By Blake Spurney
Harvey County Now Staff
NEWTON – The Conrade Insurance Cardinals defeated the RE/MAX Royals 10-9 in what was the final of eight games between the teams composed of fifth- and sixth-graders.
The outcome was less significant than the fact that Newton offered baseball and softball for children in that age range for the first time in more than 20 years.
“It was fun,” said Claudia Villadar of the Royals. “Well, I just like meeting new people and hanging out with more girls. It’s exciting. You get to try new things and you get to meet new people.”
Coach Nick Navrat said the transition from fourth grade to going to Santa Fe 5-6 Center could be difficult for many students. The students suddenly are surrounded by those who went to other elementary schools. He said his daughter, Olivia, had a class with no other girls from her former elementary school except for one girl she got to know through softball. He said each girl was the other’s only friend in their class.
Navrat and Chuck Haines had been coaching the same group of girls since they were in first grade. The players stuck together through the COVID-19 pandemic, but they had no league in Newton in which they could play after they completed the fourth grade. So Navrat and some other parents went looking for a way to keep the girls engaged. They called different cities in the area during the fall of 2020 and learned that Hutchinson would be willing to accept a couple of Newton teams in its league starting in 2021.
Navrat said the opportunity for the girls to play wouldn’t have become a reality without the support of Emily Crawford, who took this summer off to spend time with her family. Crawford said she, Haines and Navrat worked with Tyler Boese, sports director at the Newton Recreation Commission, on getting a local league started. She said Boese got the rec commission board to go along with their plan. The end result was two Newton teams were created for both baseball and softball.
“It’s nice to see something, when I first started here that it seemed liked a myth that something like that could happen here,” Boese said. “Hopefully, it will continue to grow for us.”

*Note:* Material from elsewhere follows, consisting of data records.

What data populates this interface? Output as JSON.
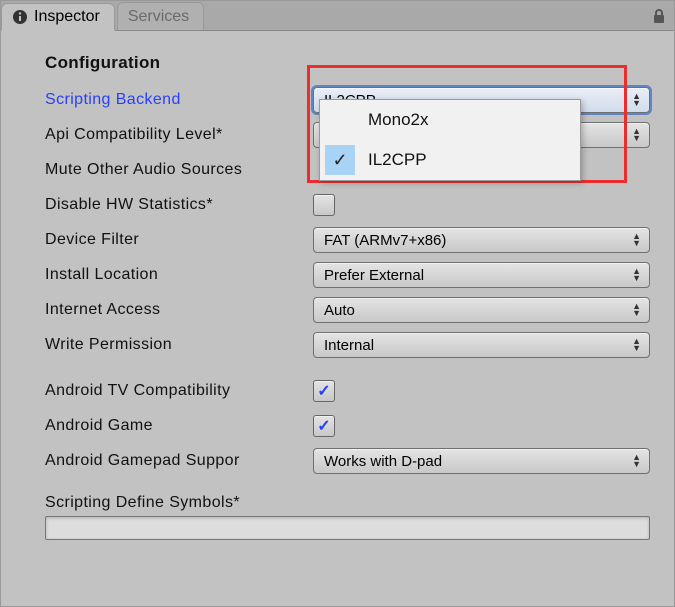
{
  "tabs": {
    "inspector": "Inspector",
    "services": "Services"
  },
  "section_title": "Configuration",
  "rows": {
    "scripting_backend": {
      "label": "Scripting Backend",
      "value": "IL2CPP"
    },
    "api_compat": {
      "label": "Api Compatibility Level*",
      "value": ""
    },
    "mute_audio": {
      "label": "Mute Other Audio Sources"
    },
    "disable_hw": {
      "label": "Disable HW Statistics*"
    },
    "device_filter": {
      "label": "Device Filter",
      "value": "FAT (ARMv7+x86)"
    },
    "install_location": {
      "label": "Install Location",
      "value": "Prefer External"
    },
    "internet_access": {
      "label": "Internet Access",
      "value": "Auto"
    },
    "write_permission": {
      "label": "Write Permission",
      "value": "Internal"
    },
    "android_tv": {
      "label": "Android TV Compatibility",
      "checked": true
    },
    "android_game": {
      "label": "Android Game",
      "checked": true
    },
    "gamepad_support": {
      "label": "Android Gamepad Suppor",
      "value": "Works with D-pad"
    },
    "define_symbols": {
      "label": "Scripting Define Symbols*"
    }
  },
  "popup": {
    "option1": "Mono2x",
    "option2": "IL2CPP"
  }
}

Crawford said she couldn’t speak for what the opportunity had meant to the girls, but the coaches wanted to keep the players together based on their love of the game.
“It just meant so much to those girls to know that we were going to stay together as a family,” she said.
Lillith Jones, who plays for the Cardinals, expressed her appreciation for the opportunity to play.
“It’s just something I get to look forward to every year,” she said.
Boese said without the rec center teams, the players would have to resort to trying out for club teams. Only the top players get to play on club teams. He said the new rec league gave all the players the chance to explore whether they wanted to play baseball or softball when they got into high school. He said registration fees covered the cost of caps and hats, and the sponsors help with equipment costs and paying for umpires.
Boese said 2022 was more of an experiment to gauge interest. He said he and the coaches were looking at the rules to see what might need tweaking for next year. He also said he would be checking with other cities like Halstead and Hesston to see if they would be interested in fielding teams next year.
“I think the fact that we were able to provide this opportunity to these girls after 20 years is amazing,” said Beckie Villabar, whose daughter Claudia played for the Royals. “I am so appreciative of the Nick, Emily and the Newton Rec Center for allowing our girls to do what they love, and that is to play softball.”
Villabar said when the team traveled to Hutchinson last year, it made for some very late nights. She said Newton needed more opportunities for those between fifth and eighth grades. She is among those working toward continuing with a league next summer for those in seventh and eighth grades.
Olivia Navrat had a big hit to left field in the top of the second that brought in two runs for the Cardinals. She explained her mindset when she is at the plate.
“I just pretend that it’s just a practice ball and it’s not that special,” she said. “And I just hit it as hard as I can. I just imagine that when I hit it hard, I hit a home run. I’ve played softball since I was 5 or 6, so I’ve had a lot of training.”
Teams are allowed a maximum of five runs in an inning and the Cardinals reached the limit in both. The Royals scored four in the bottom of the first, but a force play at third retired the side.
Nick Navrat said parents already had expressed support for keeping the league going next year. He said he would like to get a couple of more teams organized. He’s also hopeful that some of the players will stick with the sport in high school.
“Some of them just have natural talent,” he said.